Both Parloff in his Yahoo Finance article and Hot Air downplayed the Canada enforcement action, where the affected communities recently won a unanimous decision from the country's Supreme Court. Canada is where Chevron is likely to be held accountable for its toxic dumping in Ecuador after two decades of forum shopping in courts spanning three continents.
(For a comprehensive history of Chevron's subterfuge in the case, see this appellate brief submitted by Steven Donziger, the longtime lawyer for the Ecuadorians and a primary target of the company's attacks. Here is a blog from a lawyer at Earth Rights International explaining Chevron's fabricated evidence and illegal witness payments. Here is an explosive new report and press release that outlines Chevron's attempts to manipulate U.S. courts with false evidence.)
Both Parloff and the blog also ignore critical new evidence that shows Chevron "won" its decision from Kaplan after it illegally bribed a witness with at least $2 million in cash and benefits. The admittedly corrupt Chevron witness, Alberto Guerra, later admitted under oath that he lied about several critical issues in Kaplan's court while a forensic examination proved the falsity of Chevron's fake news that the judgment against it in Ecuador was "ghostwritten".
The world knows that Chevron produces and refines lots of oil. But few know the extent of its investments to manipulate public opinion to hide its wrongdoing in Ecuador and elsewhere. Parloff and Hot Air are vehicles for this strategy.
In the Ecuador case, Chevron has a long history of orchestrating payments to bloggers and using small right-wing websites to try to launder its propaganda. A few years ago, a pro-Chevron blogger named Alex Thorne tried to pass himself off as a legitimate journalist when he sent intimidating emails to funders of the environmental group Amazon Watch, which supports the Ecuadorian villagers.
Thorne also ran a website designed to attack Karen Hinton, the highly effective U.S. spokesperson for the Ecuadorian villagers.
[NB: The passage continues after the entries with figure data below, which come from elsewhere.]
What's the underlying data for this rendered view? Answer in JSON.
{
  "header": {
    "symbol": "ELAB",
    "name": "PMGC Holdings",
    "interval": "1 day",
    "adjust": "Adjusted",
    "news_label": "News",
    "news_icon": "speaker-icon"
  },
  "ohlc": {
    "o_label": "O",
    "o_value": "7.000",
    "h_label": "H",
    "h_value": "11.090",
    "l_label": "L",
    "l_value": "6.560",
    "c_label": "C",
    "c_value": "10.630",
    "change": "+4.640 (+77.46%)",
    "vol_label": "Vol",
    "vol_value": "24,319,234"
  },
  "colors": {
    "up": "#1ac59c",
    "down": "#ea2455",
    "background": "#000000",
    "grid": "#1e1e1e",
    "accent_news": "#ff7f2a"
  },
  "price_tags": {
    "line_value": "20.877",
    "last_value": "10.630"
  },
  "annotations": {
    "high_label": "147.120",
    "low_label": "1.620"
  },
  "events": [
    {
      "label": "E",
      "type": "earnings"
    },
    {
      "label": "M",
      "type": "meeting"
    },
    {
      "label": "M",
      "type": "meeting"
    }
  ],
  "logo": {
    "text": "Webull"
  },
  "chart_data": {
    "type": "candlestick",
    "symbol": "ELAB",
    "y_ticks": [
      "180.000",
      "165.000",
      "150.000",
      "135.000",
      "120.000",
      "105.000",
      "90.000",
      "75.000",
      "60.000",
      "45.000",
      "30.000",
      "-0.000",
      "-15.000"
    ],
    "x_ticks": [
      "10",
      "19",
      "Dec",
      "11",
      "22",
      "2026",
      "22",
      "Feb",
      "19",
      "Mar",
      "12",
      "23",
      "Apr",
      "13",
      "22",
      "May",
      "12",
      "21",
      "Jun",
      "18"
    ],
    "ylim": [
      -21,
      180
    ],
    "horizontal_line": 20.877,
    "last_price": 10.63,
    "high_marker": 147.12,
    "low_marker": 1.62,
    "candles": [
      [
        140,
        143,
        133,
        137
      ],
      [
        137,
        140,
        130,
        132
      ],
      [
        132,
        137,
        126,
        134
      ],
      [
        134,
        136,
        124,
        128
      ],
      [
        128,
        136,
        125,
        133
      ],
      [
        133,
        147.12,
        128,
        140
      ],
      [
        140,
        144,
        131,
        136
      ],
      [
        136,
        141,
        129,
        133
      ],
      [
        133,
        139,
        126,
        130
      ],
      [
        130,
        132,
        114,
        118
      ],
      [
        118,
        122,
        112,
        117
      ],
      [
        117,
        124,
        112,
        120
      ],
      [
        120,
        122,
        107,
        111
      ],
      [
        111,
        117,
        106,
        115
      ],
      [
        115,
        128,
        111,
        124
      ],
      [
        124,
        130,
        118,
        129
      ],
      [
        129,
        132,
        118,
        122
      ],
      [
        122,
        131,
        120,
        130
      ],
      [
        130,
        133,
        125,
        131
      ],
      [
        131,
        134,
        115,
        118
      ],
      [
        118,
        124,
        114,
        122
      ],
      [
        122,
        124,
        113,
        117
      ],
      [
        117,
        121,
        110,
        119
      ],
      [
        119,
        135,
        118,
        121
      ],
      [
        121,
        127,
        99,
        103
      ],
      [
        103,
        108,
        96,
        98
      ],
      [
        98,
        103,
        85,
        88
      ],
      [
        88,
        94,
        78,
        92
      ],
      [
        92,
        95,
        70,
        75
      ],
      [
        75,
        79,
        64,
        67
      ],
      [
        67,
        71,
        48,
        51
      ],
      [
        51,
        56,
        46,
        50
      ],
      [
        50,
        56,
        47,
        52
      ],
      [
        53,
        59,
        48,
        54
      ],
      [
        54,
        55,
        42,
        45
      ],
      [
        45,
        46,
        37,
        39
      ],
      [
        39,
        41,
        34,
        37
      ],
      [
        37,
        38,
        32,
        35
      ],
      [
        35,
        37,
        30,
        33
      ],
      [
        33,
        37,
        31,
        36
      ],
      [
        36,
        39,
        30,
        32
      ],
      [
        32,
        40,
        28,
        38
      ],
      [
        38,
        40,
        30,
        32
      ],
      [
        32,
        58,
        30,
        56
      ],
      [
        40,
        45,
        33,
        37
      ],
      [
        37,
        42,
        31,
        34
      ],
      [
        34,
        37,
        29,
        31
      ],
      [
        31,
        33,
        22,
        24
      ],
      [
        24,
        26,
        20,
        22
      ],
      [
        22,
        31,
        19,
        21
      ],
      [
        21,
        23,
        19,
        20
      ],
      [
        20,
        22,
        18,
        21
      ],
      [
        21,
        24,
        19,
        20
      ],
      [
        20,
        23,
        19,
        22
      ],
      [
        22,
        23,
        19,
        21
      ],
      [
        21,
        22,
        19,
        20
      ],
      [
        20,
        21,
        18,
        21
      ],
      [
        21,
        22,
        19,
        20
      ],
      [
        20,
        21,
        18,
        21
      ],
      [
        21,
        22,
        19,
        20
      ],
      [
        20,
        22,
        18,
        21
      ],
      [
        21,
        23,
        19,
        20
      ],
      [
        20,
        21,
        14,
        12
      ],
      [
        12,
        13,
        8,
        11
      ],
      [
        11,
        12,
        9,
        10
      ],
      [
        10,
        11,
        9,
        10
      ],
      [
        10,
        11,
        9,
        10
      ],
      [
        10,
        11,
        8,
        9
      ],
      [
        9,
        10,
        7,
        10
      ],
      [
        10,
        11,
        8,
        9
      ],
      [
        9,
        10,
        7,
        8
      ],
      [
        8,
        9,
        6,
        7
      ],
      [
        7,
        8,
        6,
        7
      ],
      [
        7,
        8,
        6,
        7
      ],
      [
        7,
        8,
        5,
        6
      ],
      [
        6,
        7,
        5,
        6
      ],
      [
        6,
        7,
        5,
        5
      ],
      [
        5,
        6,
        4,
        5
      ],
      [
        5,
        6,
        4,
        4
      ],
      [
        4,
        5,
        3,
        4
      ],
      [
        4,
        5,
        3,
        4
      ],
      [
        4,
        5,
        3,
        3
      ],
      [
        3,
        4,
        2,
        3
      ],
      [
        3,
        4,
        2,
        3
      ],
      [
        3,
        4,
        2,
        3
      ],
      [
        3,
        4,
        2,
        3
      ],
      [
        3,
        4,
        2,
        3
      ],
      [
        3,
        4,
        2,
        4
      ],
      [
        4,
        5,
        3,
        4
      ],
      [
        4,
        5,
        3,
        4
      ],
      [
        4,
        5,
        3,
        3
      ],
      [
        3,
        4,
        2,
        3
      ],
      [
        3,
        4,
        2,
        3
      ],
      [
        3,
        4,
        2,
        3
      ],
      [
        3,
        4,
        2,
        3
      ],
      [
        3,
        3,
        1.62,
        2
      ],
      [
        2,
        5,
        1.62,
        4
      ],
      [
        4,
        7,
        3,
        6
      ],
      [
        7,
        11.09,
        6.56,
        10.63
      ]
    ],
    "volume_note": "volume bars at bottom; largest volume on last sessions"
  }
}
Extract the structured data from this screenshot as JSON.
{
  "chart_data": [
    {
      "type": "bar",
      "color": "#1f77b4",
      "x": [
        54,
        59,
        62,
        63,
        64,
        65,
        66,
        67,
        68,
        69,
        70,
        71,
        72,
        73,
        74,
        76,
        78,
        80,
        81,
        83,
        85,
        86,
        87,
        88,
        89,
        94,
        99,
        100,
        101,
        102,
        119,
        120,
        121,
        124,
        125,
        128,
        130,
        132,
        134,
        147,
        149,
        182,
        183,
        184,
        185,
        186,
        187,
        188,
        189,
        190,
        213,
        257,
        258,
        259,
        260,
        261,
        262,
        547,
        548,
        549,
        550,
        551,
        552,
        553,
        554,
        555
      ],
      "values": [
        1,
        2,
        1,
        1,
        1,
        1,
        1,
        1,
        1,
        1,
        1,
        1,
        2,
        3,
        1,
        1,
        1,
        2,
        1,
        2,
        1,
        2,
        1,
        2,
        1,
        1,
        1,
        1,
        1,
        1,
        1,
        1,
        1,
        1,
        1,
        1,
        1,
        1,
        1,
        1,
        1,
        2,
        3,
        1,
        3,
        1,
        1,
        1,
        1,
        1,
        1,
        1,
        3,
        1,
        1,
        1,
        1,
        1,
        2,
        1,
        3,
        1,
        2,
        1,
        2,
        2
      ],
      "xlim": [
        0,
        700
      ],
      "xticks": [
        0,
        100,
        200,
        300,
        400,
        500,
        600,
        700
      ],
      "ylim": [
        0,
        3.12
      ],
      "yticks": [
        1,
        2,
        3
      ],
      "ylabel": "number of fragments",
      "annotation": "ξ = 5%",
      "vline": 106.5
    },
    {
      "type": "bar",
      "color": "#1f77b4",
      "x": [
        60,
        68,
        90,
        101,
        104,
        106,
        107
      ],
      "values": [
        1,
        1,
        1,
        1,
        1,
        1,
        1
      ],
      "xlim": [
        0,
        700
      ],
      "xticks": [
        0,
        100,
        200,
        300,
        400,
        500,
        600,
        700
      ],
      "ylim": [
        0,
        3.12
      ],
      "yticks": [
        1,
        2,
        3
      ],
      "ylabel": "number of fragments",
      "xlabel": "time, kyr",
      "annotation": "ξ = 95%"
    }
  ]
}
It turned out that while Thorne was targeting the Ecuadorians as a "journalist" he actually was married to a Chevron employee and being paid by the company.
For years Chevron has used the notorious public relations operative Sam Singer, who hails from the Roger Stone school of political mischief, to funnel money to bloggers to parrot its fake talking points. See here for background on the Chevron dirty tricks operation.
When Chevron couldn't impose its will on the small California town of Richmond -- where a catastrophic fire at a Chevron refinery in 2012 forced 15,000 residents to seek medical attention -- the company started its own local on-line website and called it The Richmond Times to make it look like a legitimate news outlet.
The hot air coming from the Hot Air blog on Chevron's growing problems in Ecuador is just more of the same.